Nos agachamos y corrimos hacia su cuerpo. Una flecha le había alcanzado en la columna vertebral. Se había clavado profundamente entre sus omóplatos. Estudié la flecha; llevaba inscrito un jeroglífico que me resultó familiar: la cobra. Mi mente recuperó el recuerdo de la flecha carbonizada en el bote incendiado. La señal de advertencia que recibí antes de llegar. Ahí estaba de nuevo. Idéntica.
Le di la vuelta con el mayor cuidado posible. Todavía respiraba, boqueando, como si no se encontrase en su elemento, como si el aire fuese agua. Supongo que reconoció la ironía que suponía que mi cara fuese la última que iba a ver en su vida.

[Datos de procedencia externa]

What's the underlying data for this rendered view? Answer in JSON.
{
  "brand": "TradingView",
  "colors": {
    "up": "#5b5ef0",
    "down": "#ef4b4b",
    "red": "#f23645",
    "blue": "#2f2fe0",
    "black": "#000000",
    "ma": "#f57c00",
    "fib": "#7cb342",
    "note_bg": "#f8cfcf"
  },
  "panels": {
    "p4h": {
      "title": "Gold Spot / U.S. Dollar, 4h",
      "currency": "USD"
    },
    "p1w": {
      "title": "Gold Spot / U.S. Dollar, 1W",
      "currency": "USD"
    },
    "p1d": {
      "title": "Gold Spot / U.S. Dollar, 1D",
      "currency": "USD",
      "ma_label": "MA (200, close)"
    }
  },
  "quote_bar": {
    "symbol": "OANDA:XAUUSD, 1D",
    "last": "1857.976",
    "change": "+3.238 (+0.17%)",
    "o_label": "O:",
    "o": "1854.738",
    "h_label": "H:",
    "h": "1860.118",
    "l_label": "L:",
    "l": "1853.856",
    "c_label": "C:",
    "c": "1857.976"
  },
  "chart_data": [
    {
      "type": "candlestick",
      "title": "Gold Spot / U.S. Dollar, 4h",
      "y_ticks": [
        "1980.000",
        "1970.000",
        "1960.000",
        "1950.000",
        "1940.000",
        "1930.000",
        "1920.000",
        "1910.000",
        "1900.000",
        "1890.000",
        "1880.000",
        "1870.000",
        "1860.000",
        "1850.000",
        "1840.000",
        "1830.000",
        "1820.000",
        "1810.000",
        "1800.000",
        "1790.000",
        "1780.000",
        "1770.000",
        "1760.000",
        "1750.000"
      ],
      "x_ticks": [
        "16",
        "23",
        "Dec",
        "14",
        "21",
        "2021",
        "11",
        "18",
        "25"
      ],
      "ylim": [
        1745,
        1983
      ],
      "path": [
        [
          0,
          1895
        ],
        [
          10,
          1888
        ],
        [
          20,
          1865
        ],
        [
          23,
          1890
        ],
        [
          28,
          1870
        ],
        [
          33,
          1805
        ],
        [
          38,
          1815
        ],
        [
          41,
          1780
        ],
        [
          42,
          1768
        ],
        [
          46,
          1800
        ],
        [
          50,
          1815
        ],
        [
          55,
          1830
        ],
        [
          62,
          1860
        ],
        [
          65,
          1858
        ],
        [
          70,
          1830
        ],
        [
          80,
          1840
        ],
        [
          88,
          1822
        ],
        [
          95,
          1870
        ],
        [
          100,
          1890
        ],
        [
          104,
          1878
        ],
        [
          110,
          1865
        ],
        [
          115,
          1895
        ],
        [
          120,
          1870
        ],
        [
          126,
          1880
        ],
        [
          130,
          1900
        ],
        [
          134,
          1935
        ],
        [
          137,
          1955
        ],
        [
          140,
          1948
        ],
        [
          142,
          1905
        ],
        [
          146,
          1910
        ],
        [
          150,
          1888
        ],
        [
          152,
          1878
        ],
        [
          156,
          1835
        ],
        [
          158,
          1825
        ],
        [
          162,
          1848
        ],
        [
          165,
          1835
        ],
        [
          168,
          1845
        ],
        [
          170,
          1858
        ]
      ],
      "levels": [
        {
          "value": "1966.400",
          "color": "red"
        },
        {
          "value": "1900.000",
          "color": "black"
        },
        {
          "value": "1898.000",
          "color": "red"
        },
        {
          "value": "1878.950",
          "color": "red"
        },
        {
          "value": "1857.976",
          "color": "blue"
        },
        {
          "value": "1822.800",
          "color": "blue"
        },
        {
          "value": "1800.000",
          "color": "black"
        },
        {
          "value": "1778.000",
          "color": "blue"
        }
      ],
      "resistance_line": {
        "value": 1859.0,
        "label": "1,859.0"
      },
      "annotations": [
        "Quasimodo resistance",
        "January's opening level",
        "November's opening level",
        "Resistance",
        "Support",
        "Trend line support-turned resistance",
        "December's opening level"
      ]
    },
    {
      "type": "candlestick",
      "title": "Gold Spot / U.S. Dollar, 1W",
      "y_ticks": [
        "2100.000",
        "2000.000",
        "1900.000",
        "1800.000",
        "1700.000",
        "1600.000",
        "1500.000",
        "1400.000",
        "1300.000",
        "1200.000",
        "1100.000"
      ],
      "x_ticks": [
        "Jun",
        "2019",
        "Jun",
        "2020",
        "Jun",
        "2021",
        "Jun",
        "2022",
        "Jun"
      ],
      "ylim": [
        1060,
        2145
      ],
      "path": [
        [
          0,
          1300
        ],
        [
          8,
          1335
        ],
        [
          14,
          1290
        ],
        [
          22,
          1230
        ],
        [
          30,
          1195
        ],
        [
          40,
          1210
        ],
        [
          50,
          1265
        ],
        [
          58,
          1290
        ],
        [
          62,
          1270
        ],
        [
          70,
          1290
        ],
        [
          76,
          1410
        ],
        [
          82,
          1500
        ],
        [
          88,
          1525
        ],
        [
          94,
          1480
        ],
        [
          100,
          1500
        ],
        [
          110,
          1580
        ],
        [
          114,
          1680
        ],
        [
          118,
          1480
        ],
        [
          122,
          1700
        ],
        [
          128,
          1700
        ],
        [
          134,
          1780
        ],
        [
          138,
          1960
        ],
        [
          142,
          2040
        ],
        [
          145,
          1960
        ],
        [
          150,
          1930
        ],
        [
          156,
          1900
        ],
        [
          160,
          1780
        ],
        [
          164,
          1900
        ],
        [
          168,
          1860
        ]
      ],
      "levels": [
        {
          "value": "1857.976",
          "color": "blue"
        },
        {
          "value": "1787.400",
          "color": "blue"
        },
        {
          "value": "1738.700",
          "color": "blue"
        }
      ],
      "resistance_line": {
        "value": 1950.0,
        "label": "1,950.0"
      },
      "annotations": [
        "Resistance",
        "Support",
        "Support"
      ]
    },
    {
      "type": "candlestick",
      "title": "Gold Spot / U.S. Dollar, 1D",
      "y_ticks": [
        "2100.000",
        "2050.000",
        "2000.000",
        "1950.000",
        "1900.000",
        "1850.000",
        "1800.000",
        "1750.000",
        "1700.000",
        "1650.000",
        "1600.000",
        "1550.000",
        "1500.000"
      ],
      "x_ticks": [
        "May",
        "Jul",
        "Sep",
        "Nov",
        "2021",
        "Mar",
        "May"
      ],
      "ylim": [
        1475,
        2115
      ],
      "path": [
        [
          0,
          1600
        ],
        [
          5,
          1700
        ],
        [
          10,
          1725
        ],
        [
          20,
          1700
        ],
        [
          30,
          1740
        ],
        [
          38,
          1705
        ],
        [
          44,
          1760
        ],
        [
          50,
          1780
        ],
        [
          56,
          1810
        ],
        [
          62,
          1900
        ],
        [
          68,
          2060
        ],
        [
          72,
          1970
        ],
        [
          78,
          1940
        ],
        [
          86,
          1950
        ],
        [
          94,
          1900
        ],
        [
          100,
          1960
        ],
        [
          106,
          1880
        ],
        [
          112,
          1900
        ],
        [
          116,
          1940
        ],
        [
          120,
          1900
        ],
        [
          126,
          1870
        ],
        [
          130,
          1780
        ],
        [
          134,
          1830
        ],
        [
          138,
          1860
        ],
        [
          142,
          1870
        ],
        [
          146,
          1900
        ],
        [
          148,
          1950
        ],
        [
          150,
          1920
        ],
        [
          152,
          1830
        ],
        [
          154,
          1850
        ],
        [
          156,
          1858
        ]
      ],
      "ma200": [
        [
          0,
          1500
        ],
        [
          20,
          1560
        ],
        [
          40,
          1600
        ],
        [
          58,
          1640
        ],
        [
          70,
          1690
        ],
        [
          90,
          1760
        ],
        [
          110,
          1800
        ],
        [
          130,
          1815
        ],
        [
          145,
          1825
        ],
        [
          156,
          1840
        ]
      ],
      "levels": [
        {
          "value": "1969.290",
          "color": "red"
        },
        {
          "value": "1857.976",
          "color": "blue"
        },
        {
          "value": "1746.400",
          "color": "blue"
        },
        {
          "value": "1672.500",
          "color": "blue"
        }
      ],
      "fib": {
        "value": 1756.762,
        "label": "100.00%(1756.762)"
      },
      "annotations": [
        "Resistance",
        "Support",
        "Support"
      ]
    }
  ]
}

—Maldito seas. —Tuvo que esforzarse mucho para pronunciar cada palabra con la garganta llena de sangre—. Tenías razón.
La reina me miró. Sacudí la cabeza. Mahu tosió y escupió, y una repentina ráfaga de gotas rojas manchó mi ropa. Eso le hizo reír, y más sangre salió por su boca, más espesa y oscura ahora. Él también se dio cuenta.
—Me muero —dijo casi encogiéndose de hombros, como si la muerte no fuese nada. El perro le lamió la cara. Lo aparté.
—¿En qué tenía razón? —dije.
Sentí la presencia de alguien por encima de nosotros. Era Ajnatón, tenía el aspecto de un viejo al que han despertado de un profundo sueño. Llevaba una lámpara en la mano, y debido a sus ropas blancas era un blanco perfecto para otra flecha. Tiré de él hacia el suelo para resguardarlo del peligro. El gritó enfurecido. Le cubrí la boca con la mano. Los tres estábamos acuclillados junto a Mahu, cuyos ojos adquirieron una triste mirada al ver a su señor de aquella guisa. ¿Acaso aprecié también decepción en sus ojos antes de que las manos de la muerte transformasen aquel color topacio en algo más parecido a un bronce brumoso?
Agarré a Ajnatón por el brazo y echamos a correr los tres, agachados como perros, de vuelta a la cámara mortuoria. El tropezó cuando quiso volverse para echar otro vistazo al cadáver de Mahu, con el perro fielmente sentado a su lado, y yo tuve que tirar del rey de las Dos Tierras. Jety apareció como salido de la nada para ayudarme.
Nos ocultamos en el interior de la cámara; nuestro aliento creaba breves nubes de vapor en el aire, ahora helado, del desierto. Las lámparas ardían ya con menos fuerza, enviando una temblorosa luz sobre las figuras pintadas y el bosque de columnas blancas. Las niñas se habían despertado y se arremolinaron alrededor de su madre, que les advirtió que tenían que permanecer en completo silencio. Esperamos, escuchando con atención. Supe que esos podían ser los últimos minutos de nuestras vidas. Estábamos atrapados; no había posibilidad de huida. Cualquiera podía entrar en la cámara y degollarnos como a bestias bajo aquella trémula luz. Como para confirmar mis malos presagios, oí ladrar al perro de Mahu y después callar de golpe.